Before I joined the C# team, I was the test lead for the C++ compiler for a number of years. We would periodically get customer comments that "the compiler was broken", and upon further investigation, we would usually find that it was a bug in the program. There was usually a good correlation between the amount of experience of the programmer - those with more experience normally suspected their code first, and only after careful research would consider the compiler (and they were usually right at that point).

One of the nice things about the C# compiler not having pointers is that it's much harder to accomplish bad things ("Try to imagine all life as you know it stopping instantaneously, and every molecule in your body exploding at the speed of light". Shame on you if you don't recognize the quote). If you're playing the interop game, you're back in the pointer-world of sharp sticks, and you can easily create the otherwise elusive "Execution Engine Error".

Last week, I upgraded to build 30730 of VS and the runtime. (This means "third year, seventh month, and 30th day", and is also known in Microsoft parlance as the "Julian Date", even though is isn't a julian date. This replaced our previous scheme (also not a julian date) that we used on VS 2002 and 2003, which replaced the scheme we used in VS6 (also not a julian date). As far back as I remember, our numbers had always been called julian dates but never were. An ideal dating system is monotonically increasing by 1 (so you can tell how far apart builds are) and easy to convert to human-readable dates (so you know when the build was created), but that's not really possible, so at least we've finally settled on something where you know when the build was, and it works for more than a couple of years (previous versions broke badly when confronted with the long dev cycle of VS 2002). It's a testament to the understandability of the previous schemes that I don't remember what they are, but I do know that many people ran little JDate applications on the desktops so they knew what jdate to use for today. But I digress)
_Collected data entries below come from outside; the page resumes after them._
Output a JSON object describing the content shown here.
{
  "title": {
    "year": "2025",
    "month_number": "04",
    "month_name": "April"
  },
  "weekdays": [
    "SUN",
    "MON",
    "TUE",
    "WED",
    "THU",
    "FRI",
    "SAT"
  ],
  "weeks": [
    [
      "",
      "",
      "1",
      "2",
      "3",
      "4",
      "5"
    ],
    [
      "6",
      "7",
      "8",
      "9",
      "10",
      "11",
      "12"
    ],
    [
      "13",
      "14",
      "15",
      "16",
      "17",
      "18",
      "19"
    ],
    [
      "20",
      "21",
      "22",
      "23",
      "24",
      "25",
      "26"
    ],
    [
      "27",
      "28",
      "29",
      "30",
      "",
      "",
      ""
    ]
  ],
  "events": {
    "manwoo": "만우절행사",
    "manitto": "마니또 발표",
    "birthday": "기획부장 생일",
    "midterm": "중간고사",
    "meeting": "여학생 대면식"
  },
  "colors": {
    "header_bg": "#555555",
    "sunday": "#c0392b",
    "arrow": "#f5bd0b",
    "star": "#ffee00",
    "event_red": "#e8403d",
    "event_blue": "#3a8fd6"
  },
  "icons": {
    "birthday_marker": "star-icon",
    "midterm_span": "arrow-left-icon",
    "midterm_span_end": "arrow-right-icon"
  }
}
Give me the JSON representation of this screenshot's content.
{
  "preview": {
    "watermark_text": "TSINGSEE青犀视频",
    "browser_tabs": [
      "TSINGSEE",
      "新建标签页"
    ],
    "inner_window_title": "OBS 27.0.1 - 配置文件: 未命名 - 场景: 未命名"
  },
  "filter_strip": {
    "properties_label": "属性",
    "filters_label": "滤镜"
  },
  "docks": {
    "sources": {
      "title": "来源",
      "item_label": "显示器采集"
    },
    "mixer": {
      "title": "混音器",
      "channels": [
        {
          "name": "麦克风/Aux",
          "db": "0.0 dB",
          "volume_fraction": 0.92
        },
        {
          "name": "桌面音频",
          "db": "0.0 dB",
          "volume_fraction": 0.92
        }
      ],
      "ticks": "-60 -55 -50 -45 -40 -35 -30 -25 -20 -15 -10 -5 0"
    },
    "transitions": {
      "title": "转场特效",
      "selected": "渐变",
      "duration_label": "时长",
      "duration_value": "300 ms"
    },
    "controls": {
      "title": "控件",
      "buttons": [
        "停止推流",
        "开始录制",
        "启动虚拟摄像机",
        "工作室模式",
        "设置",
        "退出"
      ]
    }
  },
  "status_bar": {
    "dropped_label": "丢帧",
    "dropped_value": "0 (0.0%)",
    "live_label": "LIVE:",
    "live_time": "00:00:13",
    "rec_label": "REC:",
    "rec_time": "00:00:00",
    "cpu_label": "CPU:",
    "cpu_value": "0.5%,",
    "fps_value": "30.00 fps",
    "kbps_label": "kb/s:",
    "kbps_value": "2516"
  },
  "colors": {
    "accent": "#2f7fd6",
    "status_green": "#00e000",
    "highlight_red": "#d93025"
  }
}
I got the new build on, and nothing broke (a nice thing occurance), rebuilt, and ran my app. It worked fine in most areas, but when I tried to use one function, I got an null reference exception. Of course, I initially thought my code was bad, but a little debugging narrowed the problem down to an innocuous-looking function:

		private void CheckType<T>
        (DBObject node, List<int>
            list) { if (node is T) { if (node.Checked) { list.Add(node.ID); } } } 
        
    

In my app, I have a treeview with different node types in it, and I need to get the list of all check nodes of that type into a list so I can persist it. This function is called for each node and each type of node, and it fills in the items.

All the parameters were correct on being passed in, but when they get into the function, list is nowhere to be found, and calling list.Add() causes problems. Since this code worked before and the debugger couldn't find list, I started to suspect a code generation problem. Further investigation showed that even if list.Add() was never called, the program would blow up at some future point.

I just finished a session with one of the CLR guys to try to find the root cause and get a small repro case (small repro cases are the holy grail of tracking code generation issues). He knew that there had been some changes in JITting generic methods when one of the parameters was a MarshalByRef type, and we were able to create a small project that throws an ExecutionError at will. That will allows us to find the problem and get it fixed.

The moral of the story - and I'm sure if you've read this far you're expecting a moral - is that while it's usually your code that has the problem, sometimes it's the underlying system that has issues, so don't be too trusting...